A. I think the state is solid. I Really do. It is a disappointment that the national team didn’t qualify for the World Cup and everyone looks back on that and says we are doing everything wrong. I don’t think we are. In terms of more kids playing and the talent, we have guys playing in Premier league, Bundesliga. There is talent. US Soccer revamped since not making the World Cup, the revamped the coaching philosophy a bit. Its called the grassroots. It is for the coaches I deal with, local communities, travel, club teams. They want players to have to solve problems on their own.  A players centric approach to coaching. It is less structured coaching as it was before when players come to train they play a small-sided game before they even stretch. The coaches provide little feedback, just lets the play. Then they train and end will full sided game. Where the coach does provide a lot of corrective feedback. It is different than it was, overall I think it is a good philosophy. Our players haven’t been coached to solve their problems, and if you make bad decisions it will hurt your performance.

Q. You just said not all players can coach which then brings the question, you were a great player and coach, how were you able to make that transition?
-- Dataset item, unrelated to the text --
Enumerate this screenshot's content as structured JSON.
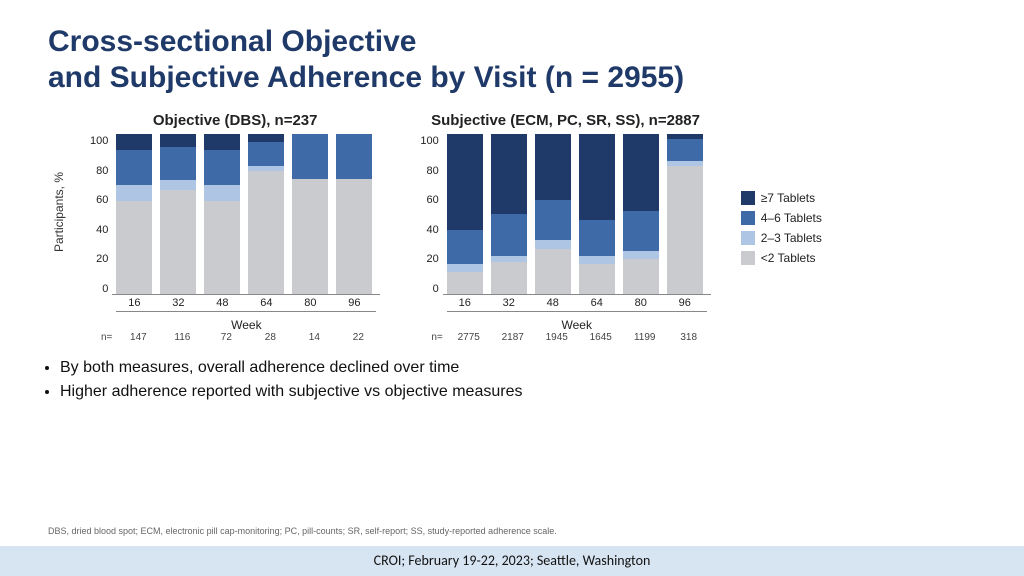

A. Well, it is definitely different. I played collegiately and professionally but I was at the end of being a player. The coach told me what to do and obviously, I remember those drills. But dealing with players and different ages, how to structure a practice that keeps them moving. For instance, when you are not experienced if you have 15 kids you may put them in lines of 8 or 7 to shoot. So they get one shot and have to wait for 15 kids, which is not how you coach. What I did was attend US Coaching schools, even when I was still a professional. C license, then B and finally the A. You learn a lot there about how to structure, create an environment where players can develop. I have been in coaching for 30 years, you learn all the time. If I go to a clinic or just working with another coach and see something, it will strike a note and I will say “hey I could use that too.” It is constant learning, but it is good to take a course. US soccer offers a variety of course, starting with that grass root program and all the way up to a national diploma.